途端に俳人を気取り洒落た夏の季語を使って、一句ひねりたくなる(あるいはならない)
 
とはいえ、巨大なジョウロで撒かれるように雨が降ると、
有楽街で開かれようとしている“路上演劇祭”は困る。
雨でもどんと来いだが、有楽街では出来なくなる。

 開演の十三時を間際に控え、誰かが不吉なことを言う。
「段々日影がなくなってきた」
太陽に支配されるかもしれない。
(それは杞憂に終わる。いずれ建物で影になる時間が訪れ、通りをさあっと涼しい風さえ吹く)

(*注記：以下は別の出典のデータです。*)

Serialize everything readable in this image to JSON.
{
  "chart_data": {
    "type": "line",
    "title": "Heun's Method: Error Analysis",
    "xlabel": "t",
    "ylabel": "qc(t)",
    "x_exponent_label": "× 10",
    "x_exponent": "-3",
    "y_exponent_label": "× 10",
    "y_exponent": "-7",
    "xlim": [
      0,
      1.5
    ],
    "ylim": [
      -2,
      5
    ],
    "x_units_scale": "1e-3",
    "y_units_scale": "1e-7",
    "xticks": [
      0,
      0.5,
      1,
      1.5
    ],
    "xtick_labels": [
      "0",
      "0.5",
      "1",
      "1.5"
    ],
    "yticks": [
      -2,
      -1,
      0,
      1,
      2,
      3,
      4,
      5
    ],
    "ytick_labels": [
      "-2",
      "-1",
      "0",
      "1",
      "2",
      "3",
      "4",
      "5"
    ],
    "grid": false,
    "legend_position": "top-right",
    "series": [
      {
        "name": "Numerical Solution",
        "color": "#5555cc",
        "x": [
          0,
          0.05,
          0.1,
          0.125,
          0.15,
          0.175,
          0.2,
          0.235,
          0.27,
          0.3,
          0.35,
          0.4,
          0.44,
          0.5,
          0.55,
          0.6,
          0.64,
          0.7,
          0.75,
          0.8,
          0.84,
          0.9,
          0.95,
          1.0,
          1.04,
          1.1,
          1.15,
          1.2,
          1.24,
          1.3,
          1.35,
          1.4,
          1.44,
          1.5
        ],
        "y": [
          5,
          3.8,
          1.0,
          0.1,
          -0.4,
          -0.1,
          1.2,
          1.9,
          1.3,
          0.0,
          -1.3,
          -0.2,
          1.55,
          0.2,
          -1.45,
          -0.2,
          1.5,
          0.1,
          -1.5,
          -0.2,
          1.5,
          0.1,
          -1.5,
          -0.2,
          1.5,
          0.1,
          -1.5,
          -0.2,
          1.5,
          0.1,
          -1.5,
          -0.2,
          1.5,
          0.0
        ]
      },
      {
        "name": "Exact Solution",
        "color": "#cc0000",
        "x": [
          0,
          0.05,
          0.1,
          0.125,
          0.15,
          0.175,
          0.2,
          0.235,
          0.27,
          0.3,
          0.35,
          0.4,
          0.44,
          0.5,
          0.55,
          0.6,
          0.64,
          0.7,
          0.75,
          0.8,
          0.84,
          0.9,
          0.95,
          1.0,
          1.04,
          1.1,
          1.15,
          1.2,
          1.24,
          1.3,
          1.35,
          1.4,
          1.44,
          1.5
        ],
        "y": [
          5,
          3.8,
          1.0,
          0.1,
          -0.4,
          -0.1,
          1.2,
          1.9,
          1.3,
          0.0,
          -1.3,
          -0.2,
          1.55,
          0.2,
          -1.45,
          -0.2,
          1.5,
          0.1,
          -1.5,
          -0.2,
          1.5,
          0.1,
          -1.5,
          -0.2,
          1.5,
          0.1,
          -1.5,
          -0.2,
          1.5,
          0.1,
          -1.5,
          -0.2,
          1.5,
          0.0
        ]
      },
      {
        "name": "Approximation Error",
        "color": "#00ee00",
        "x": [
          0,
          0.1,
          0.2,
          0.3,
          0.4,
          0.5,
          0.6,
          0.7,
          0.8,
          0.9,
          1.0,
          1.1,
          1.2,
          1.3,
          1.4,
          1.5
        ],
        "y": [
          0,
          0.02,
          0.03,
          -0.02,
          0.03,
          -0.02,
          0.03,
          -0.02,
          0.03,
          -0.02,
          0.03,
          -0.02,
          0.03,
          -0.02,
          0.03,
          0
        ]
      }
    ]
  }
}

 そんな心配をよそに、非情にも時間通り、開催の鬨を告げる。
MCは、まりまり、ぷちまり、寺田の連合軍がリレーでつなぐ。













【出張お芝居!ぷちまり】

あなたたちは、いつまで出張お芝居を続けるのだ。
学生生活に期限があることを知りながら、今にすべてを燃やす人々よ。
二組にわかれ、同時進行で別の芝居が展開される。
便宜的にどちらかの演劇を観る観客も含め、盛大に重層的な場と化す。












【URARA】

「新聞紙を体に巻いた踊り」と地方紙の女性記者に記されたが、
ある意味正しく、ひとつの驚きを正直に表わした言葉だと思う。
なぜ彼女が新聞記者を志したのか知らないが、
まさか、仕事の結晶である新聞がこのように使われるとは予測もしなかっただろう。













【キング人民共和国】

ここには王様(キング)はいない。
王様を演じる者たちがいるのみだ。
我々は、巨万の民の内ひとりしかいない王様にはなれないことを知っている。
また、そんな者になってみても仕方がないこともよく知っている。
なれる者にすでになっている。



 










【浜松キャラバン隊】

そもそも、天気が悪いとはどういうことなのか?
雨が降ることは良くないことなのだろうか?
天候ごときに左右されるよりも大切なことはあると思う
たとえば、花に水をやるように。













【木の実プロデュース】

私たちが交換する物は何なのか。
考えて見ても仕方がない。
鉢合わせてしまったからには、どうしようもないのだ。
その後のことは、プレートに書かれたオノマトペを見てから考えよう。













alaALALive

腰に手をあてて「ぷは~」と飲み干すのは、
銭湯でのコーヒー牛乳以来かもしれない。
いや、これは昭和の時代の宴会か。
「一気一気一気一気‥‥‥」
昭和を知らぬ若者が、飲み物もなしに唱和する。













【劇団天文座】

背中で物を語ったのは、いつの時代か。
整列が美しいのは、試合終了を告げられた高校球児か。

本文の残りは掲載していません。